Hamden, CT: Fifty-two percent of Colorado voters believe that legalizing cannabis has been "good" for the state and 54 percent say they are supportive of the new laws regulating the plant’s retail production and sale, according to the results of a Quinnipiac University poll released this week.
Fifty-five percent of Colorado voters approved Amendment 64 in November 2012, which allows for the personal possession and cultivation of cannabis by those age 21 and older. Separate provisions in the law allow for the state-licensed commercial production and retail sale of cannabis and cannabis-infused products.
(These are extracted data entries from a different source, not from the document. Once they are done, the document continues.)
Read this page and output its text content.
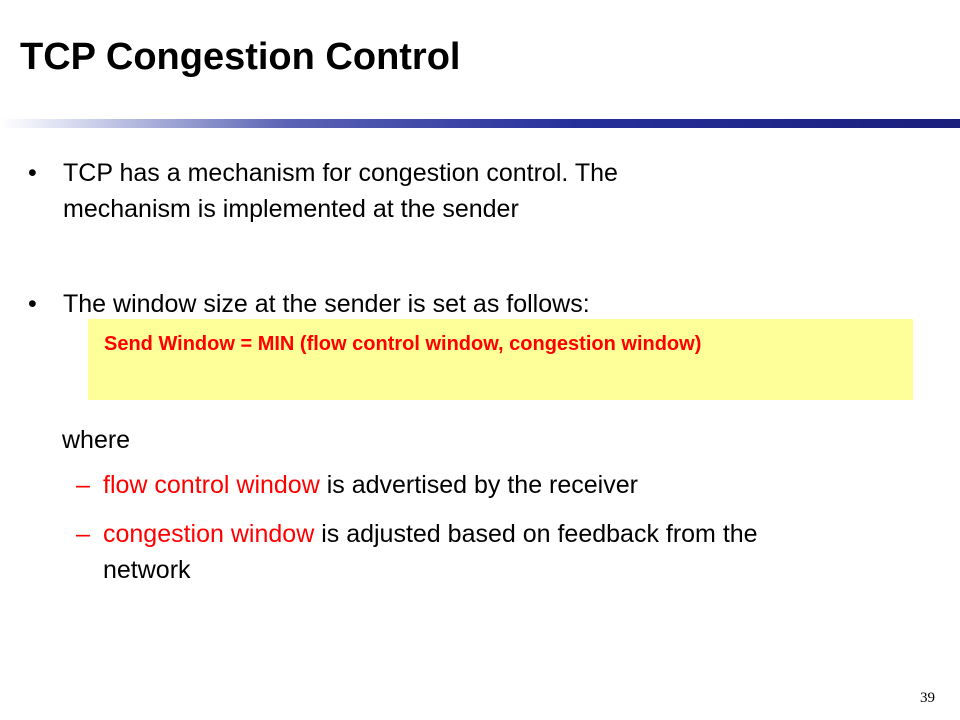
TCP Congestion Control
• TCP has a mechanism for congestion control. The
mechanism is implemented at the sender
• The window size at the sender is set as follows:
Send Window = MIN (flow control window, congestion window)
where
– flow control window is advertised by the receiver
– congestion window is adjusted based on feedback from the
network
39
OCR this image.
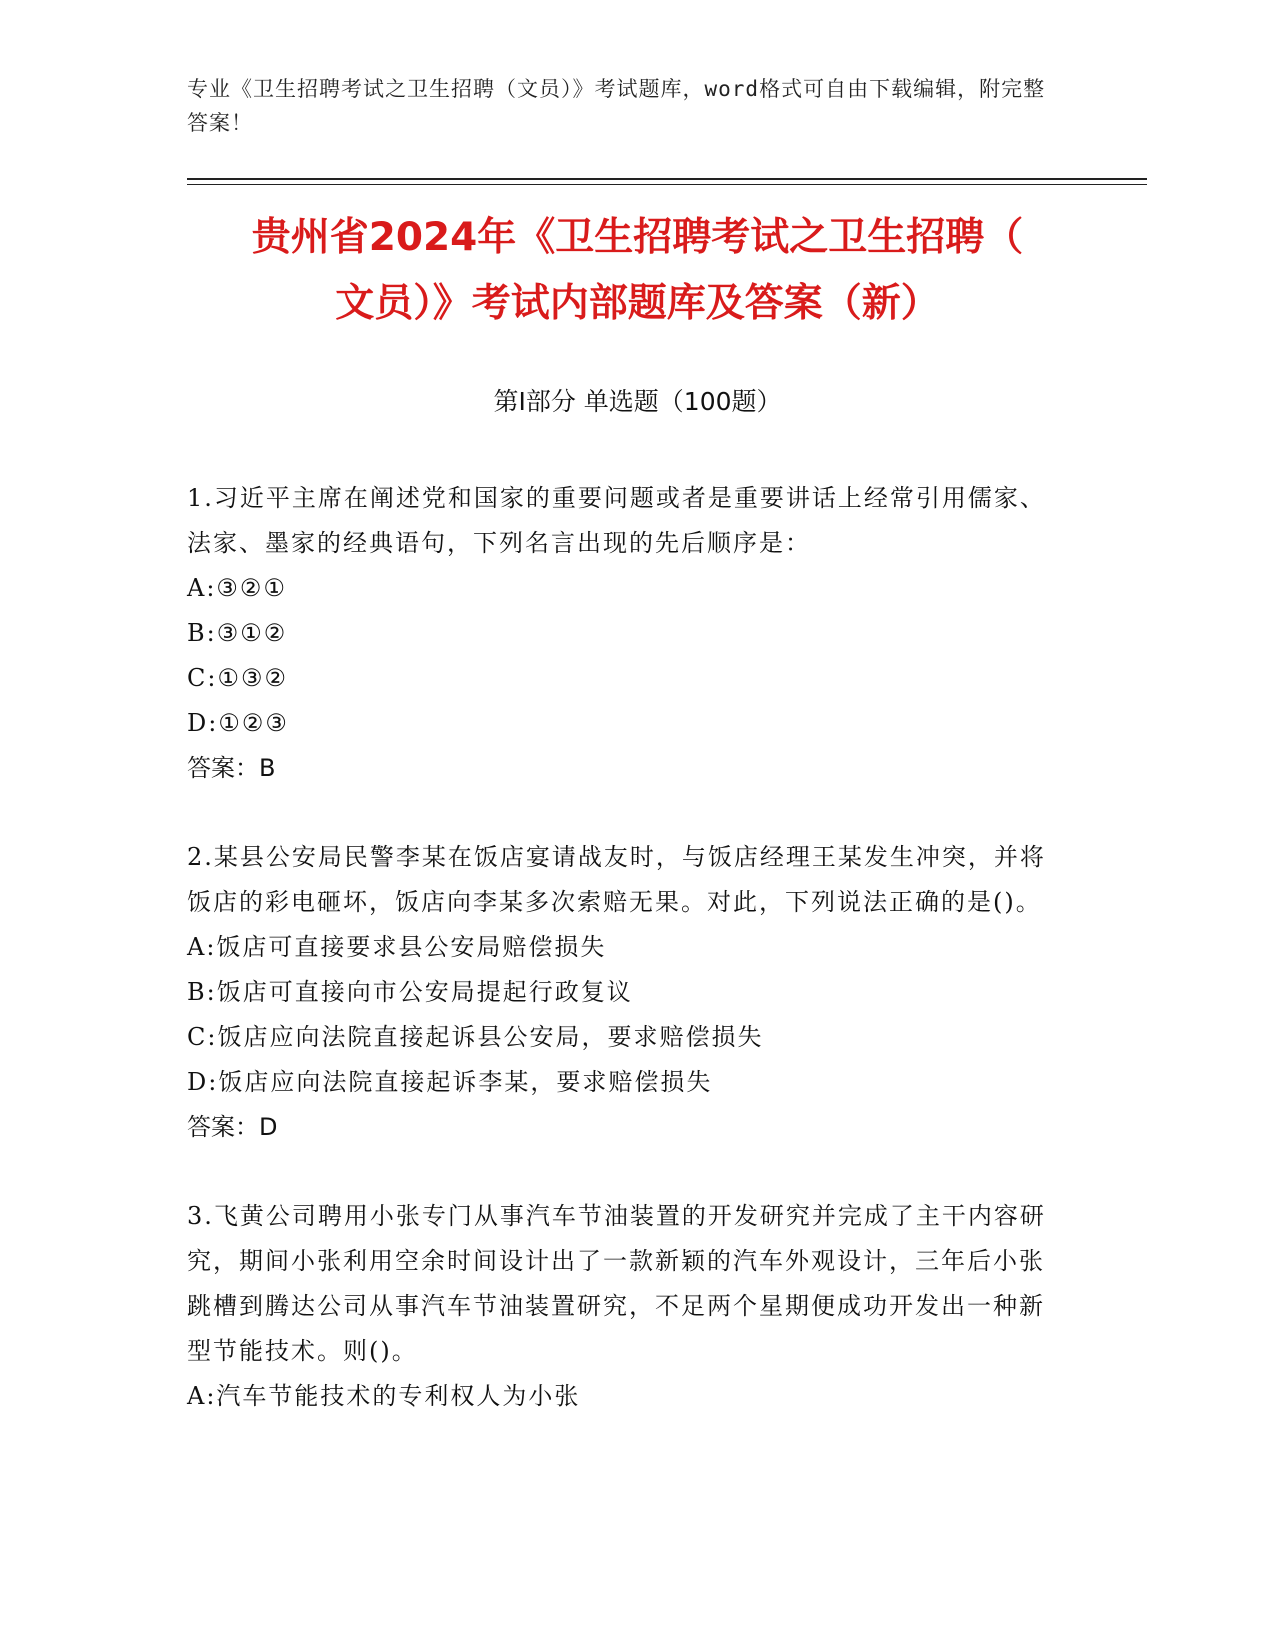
专业《卫生招聘考试之卫生招聘（文员）》考试题库，word格式可自由下载编辑，附完整答案！
贵州省2024年《卫生招聘考试之卫生招聘（
文员）》考试内部题库及答案（新）
第Ⅰ部分 单选题（100题）

1.习近平主席在阐述党和国家的重要问题或者是重要讲话上经常引用儒家、法家、墨家的经典语句，下列名言出现的先后顺序是：

A:③②①

B:③①②

C:①③②

D:①②③

答案：B

2.某县公安局民警李某在饭店宴请战友时，与饭店经理王某发生冲突，并将饭店的彩电砸坏，饭店向李某多次索赔无果。对此，下列说法正确的是()。

A:饭店可直接要求县公安局赔偿损失

B:饭店可直接向市公安局提起行政复议

C:饭店应向法院直接起诉县公安局，要求赔偿损失

D:饭店应向法院直接起诉李某，要求赔偿损失

答案：D

3.飞黄公司聘用小张专门从事汽车节油装置的开发研究并完成了主干内容研究，期间小张利用空余时间设计出了一款新颖的汽车外观设计，三年后小张跳槽到腾达公司从事汽车节油装置研究，不足两个星期便成功开发出一种新型节能技术。则()。

A:汽车节能技术的专利权人为小张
Retail cannabis sales began on January 1 of this year.
Other results released by the Quinnipiac University poll include:
- 49 percent of voters admit they’ve tried marijuana, but only 15 percent admit using it since it became legal for sale on January 1;
- Driving has not become more dangerous because of legalized marijuana, voters say 54 – 39 percent;
- Legalized marijuana will save the state and taxpayers a significant amount of money, voters say 53 – 41 percent;
- Legalized marijuana will have a positive impact on the state’s criminal justice system, voters say 50 – 40 percent;
- Legalized marijuana "increases personal freedoms in a positive way," voters say 53 – 44 percent;
- Legalized marijuana has not "eroded the moral fiber" of people in Colorado, voters say 67 – 30 percent.
A strong majority of Democrats (69 percent) and Independents (56 percent), but not Republicans (28 percent) said that marijuana legalization has been good for the state.
The Quinnipiac poll possesses a margin of error of +/- 2.7 percentage points.